In the case of Vega 56, it's 9.3 TFLOPs vs. 6.5 TFLOPs, which means it has 43% higher FP32 throughput than the RX580.
Confirming that Vega had scaling issues that have nothing to do with FP32, because for the nth time, Vega56 not only had less FP32 , it had less memory bandwidth, less texture fillrate, etc. by the exact same amount. It is not only FP32 that was unused.
And if you only increased FP32 math on games and nothing else (somehow without increasing bandwidth requirements, which might be impossible in any real life scenario unless other loads are reduced), then the Vega 64 would also increase game performance.
It wouldn't gain anything, because nothing else was holding it back, because it has the exact same amount of extra texture fillrate, pixel fillrate and memory bandwidth as it does FP32, so using more of one type is not going to change the existing balance. Vega is not held back by anything in particular, except probably triangle setup like it was mentioned (this again qualifies as scaling issues). Ampere has
only an excess of FP32, and lacks fillrate and bandwidth. Ampere didn't get its FP32 increase by adding more of everything (aka CU, SMs), they did it by increasing FP32 SIMDs.
At
ISO clocks, the Vega 56 and Vega 64 have the exact same gaming performance, meaning the Vega 64 always has,
at least, 8 CUs / 512sp / 1.4 TFLOPs / 1xXBOne-worth-of-compute-power just idling.
Which is the definition of having scaling issues. CUs do a lot more than just FP32. It does INT. It does textures. It does special functions. It does load/store. It does atomics. Etc.
It didn't mean the architecture was broken then, it just meant RTG at the time had very limited resources and by only being able to launch one 14nm GCN5 chip for desktop, they chose to make one that served several markets at the same time, while sacrificing gaming performance.

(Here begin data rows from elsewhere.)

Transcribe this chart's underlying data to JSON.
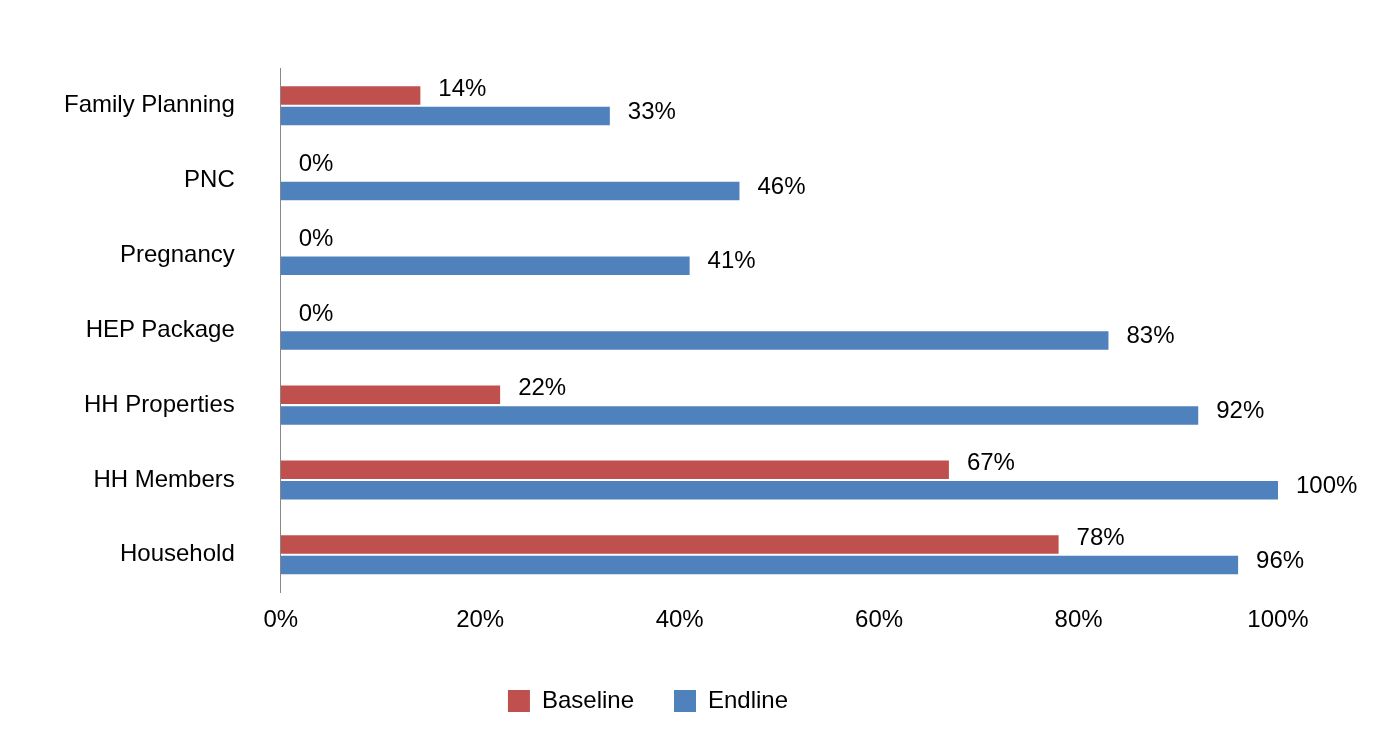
{
  "chart_data": {
    "type": "bar",
    "orientation": "horizontal",
    "categories": [
      "Family Planning",
      "PNC",
      "Pregnancy",
      "HEP Package",
      "HH Properties",
      "HH Members",
      "Household"
    ],
    "series": [
      {
        "name": "Baseline",
        "color": "#c0504d",
        "values": [
          14,
          0,
          0,
          0,
          22,
          67,
          78
        ],
        "value_labels": [
          "14%",
          "0%",
          "0%",
          "0%",
          "22%",
          "67%",
          "78%"
        ]
      },
      {
        "name": "Endline",
        "color": "#4f81bd",
        "values": [
          33,
          46,
          41,
          83,
          92,
          100,
          96
        ],
        "value_labels": [
          "33%",
          "46%",
          "41%",
          "83%",
          "92%",
          "100%",
          "96%"
        ]
      }
    ],
    "xlim": [
      0,
      100
    ],
    "xticks": [
      {
        "value": 0,
        "label": "0%"
      },
      {
        "value": 20,
        "label": "20%"
      },
      {
        "value": 40,
        "label": "40%"
      },
      {
        "value": 60,
        "label": "60%"
      },
      {
        "value": 80,
        "label": "80%"
      },
      {
        "value": 100,
        "label": "100%"
      }
    ],
    "grid": false,
    "legend": "bottom"
  }
}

They didn't sacrifice anything. It was a pixel and texel fillrate monster compared to RX580 with an over 2X increase!!!!! They didn't only increase FP32 SIMDs, they more than doubled everything. It just couldn't scale.
You either believe that games will push higher proportions of FP32 or you don't. You don't get to select that only a favorite IHV gets to blame game engines while the other gets accused of being broken and hopeless.
No one has done that. No one has blamed game engines. Pointing out that an architecture that is very heavy in a
single metric would see gains when that single metric is used more extensively than the others, is not blaming anything, it's pointing out the obvious. Pointing out that an architecture which was much stronger than its predecessor
in every metric, yet didn't scale performance accordingly, has scaling issues, is not the same as saying it is "broken and hopeless". No one has said that either, so stop putting words on other people's mouths, in the most hilarious and pathetic attempt at a strawman that I've seen in months. And maybe then we can start talking about class.